Why wait until the claim form arrives!
Let’s look at pre-absence, going back to before a disability claim is filed, even before the individual reports sick.
As well as trying to find more effective techniques to help with “Return to Work” why not also focus on “Stay at Work”.

Those same factors that we have been working to obtain data for return to work, will also influence an individual’s capacity to stay at work. Those psychosocial factors that influence the length of a disability claim will also influence an individual’s ability to stick at work.

We have a reliable measure of mental health for a claimant, so we could use that measure for the mental health of the workforce. We know the factors that influence motivation to return to work, so is the motivation to stay at work not the same thing?

How could this process work…?
There is no claim at this point so the insurer would need to work with the employer to facilitate the process, perhaps by providing a set of tools to help them understand their workforce better, to support a wellness program if you like!
At regular intervals, data could be collected from employees measuring their state of wellbeing, rather like an employee survey, in the form of a questionnaire sent to all employees. The questions would be tuned so employees felt comfortable disclosing the information. These would be focused around the topics that we know drive duration on a disability claim. We would collect the information, analyze and produce a risk profile.
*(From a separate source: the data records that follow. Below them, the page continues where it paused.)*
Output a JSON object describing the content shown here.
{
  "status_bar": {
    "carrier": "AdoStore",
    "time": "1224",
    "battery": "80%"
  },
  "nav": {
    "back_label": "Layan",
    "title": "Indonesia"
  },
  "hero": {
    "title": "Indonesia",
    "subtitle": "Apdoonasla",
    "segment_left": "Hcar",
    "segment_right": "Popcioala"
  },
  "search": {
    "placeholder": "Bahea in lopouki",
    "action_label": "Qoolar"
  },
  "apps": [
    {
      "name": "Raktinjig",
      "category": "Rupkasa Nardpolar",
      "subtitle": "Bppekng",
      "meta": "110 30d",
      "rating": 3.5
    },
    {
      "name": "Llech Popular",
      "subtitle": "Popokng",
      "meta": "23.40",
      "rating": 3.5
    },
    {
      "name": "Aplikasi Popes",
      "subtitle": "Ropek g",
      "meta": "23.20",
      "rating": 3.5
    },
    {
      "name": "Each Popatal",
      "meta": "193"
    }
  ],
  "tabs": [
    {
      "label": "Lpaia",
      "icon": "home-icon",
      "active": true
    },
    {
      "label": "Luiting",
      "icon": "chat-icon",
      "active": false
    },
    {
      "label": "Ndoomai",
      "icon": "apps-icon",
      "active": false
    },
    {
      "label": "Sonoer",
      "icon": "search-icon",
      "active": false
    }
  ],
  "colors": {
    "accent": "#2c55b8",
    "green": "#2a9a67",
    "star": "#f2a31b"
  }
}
How do we change the outcome…?
Once we identify the groups at risk, we can then work with the employer to mitigate the risk. Use interventions to help with depression or anxiety issues. Arrange accommodations for those struggling with physical limitations, before they need to be off work. Identify simmering workplace issues and take corrective action.

How do we measure success…?
Of course we may manage some issues which would never have resulted in a claim, as some individuals will just struggle on at work. However, the effect of that person’s reduction in productivity will be a real cost to the organization, never mind the cost if they do actually become absent from work, and move from a struggling employee to a claimant.

To make this work we need to cross familiar boundaries and change the traditional way of working. The cost justification is not hard, helping employees before they become costly claims will improve claim experience, improve attendance and reduce staffing cost. Let’s gather the right data to help individuals stay productive!